Stokes: ‘Farmer’ Dewey welcomed home by friendly neighbors
Celebration rubs off presidential glitter in nonpartisan way; he greets ‘em by name
By Thomas L. Stokes, Scripps-Howard staff writer
Pawling, New York –
Over the weekend, Governor Thomas E. Dewey was going through the transformation seemingly essential to a presidential candidate at his 486-acre farm here, well-equipped with the usual things, including cows and ducks and corn and hay.
It’s the American way – and nonpartisan.
The result, as usual, was to rub off the glitter and glit of the crusading District Attorney tracking down crime in the big city, the smooth efficiency of the Governor of New York, even the glamor of the Republican presidential candidate. It made him, for the time, the owner of a farm, concerned most of all with getting in the hay.
Lowell Thomas, the radio announcer and also one of the New York “farmers” in this community, in his welcome home talk here yesterday kidded the Governor about staying away so long, gadding off to big cities like Chicago, and all the time there’s that hay standing, and it looks like rain.
Mr.

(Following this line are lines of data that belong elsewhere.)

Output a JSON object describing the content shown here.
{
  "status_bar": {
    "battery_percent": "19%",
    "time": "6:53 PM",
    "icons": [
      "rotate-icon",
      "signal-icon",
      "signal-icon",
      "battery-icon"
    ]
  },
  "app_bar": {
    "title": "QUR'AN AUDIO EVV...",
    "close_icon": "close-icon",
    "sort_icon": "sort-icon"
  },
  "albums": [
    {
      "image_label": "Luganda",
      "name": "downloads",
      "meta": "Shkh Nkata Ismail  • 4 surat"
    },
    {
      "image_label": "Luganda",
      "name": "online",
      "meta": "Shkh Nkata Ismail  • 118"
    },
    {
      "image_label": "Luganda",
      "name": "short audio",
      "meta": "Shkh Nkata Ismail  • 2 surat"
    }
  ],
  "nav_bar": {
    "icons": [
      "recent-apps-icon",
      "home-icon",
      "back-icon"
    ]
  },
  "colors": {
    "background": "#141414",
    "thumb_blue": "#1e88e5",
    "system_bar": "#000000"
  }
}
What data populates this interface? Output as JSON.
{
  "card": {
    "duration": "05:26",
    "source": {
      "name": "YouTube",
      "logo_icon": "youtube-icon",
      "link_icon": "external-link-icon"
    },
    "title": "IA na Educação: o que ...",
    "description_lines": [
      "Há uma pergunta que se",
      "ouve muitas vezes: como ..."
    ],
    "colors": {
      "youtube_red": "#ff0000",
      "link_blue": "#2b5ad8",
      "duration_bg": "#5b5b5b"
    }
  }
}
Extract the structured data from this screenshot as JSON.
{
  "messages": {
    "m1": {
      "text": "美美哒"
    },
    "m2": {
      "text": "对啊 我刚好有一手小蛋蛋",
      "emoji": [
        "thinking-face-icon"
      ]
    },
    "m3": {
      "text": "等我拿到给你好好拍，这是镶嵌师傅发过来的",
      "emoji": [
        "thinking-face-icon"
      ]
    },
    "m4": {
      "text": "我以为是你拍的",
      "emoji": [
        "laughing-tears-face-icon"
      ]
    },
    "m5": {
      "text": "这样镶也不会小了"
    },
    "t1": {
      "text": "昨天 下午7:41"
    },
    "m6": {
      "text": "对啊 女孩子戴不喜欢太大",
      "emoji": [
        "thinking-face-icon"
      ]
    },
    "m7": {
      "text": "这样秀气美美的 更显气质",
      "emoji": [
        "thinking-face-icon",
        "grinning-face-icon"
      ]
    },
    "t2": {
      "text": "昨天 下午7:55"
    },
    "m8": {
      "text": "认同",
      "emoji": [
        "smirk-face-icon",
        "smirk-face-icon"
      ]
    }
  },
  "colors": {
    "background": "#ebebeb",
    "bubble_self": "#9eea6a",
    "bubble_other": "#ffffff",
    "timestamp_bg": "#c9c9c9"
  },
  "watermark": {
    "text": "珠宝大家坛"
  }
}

Thomas boasted about how he had finished tossing his own hay and, nice neighbor that he is, had gone over and pitched a bit at the Dewey place. To which the Governor retorted that if that had happened, it was the first work Lowell Thomas had done in 21 years.
Friendly and neighborly
The two of them kidded the hokum, and yet there was something friendly and American and neighborly about the reception given by several hundred of his townsfolk and farmfolk who gathered in the little park back of the butcher house here on the main stem. Under its sheltering trees were some men, more women, and lots of children who looked with natural envy at the two slicked-up Dewey boys – Tom, 11, and John, 7.
Lowell Thomas emphasized the nonpartisan nature of the welcome home, how Democrats, too, were included, and, once he had opened the subject, a couple of Democrats made themselves known – both drunk. They carried on an undertone of comment from the sidelines. Their champion, Squire Roosevelt, also lives in Dutchess County.
Dewey calls ‘em by name
Mayor Bert Green, who presided at the welcome-home ceremonies, told about how Neighbor Dewey and his beautiful wife had gone off to Chicago and came back with something really handsome for a Pawling citizen, but he said they in Pawling liked to think of the Governor as the farmer who keeps his buildings and fields in good order.
The Governor fell in with the mood and paid tribute to the folks here who had been so nice to him, the druggist, the butcher, the baker, the doctor – he called their names and they nodded, smiling.
This neighborly spirit, the Governor said, was what distinguished America, what made it great. It’s what we are fighting for, he said.
And one of the nicest things was when one speaker referred to Mrs. Dewey, and son John, at her side, turned and smiled up at her.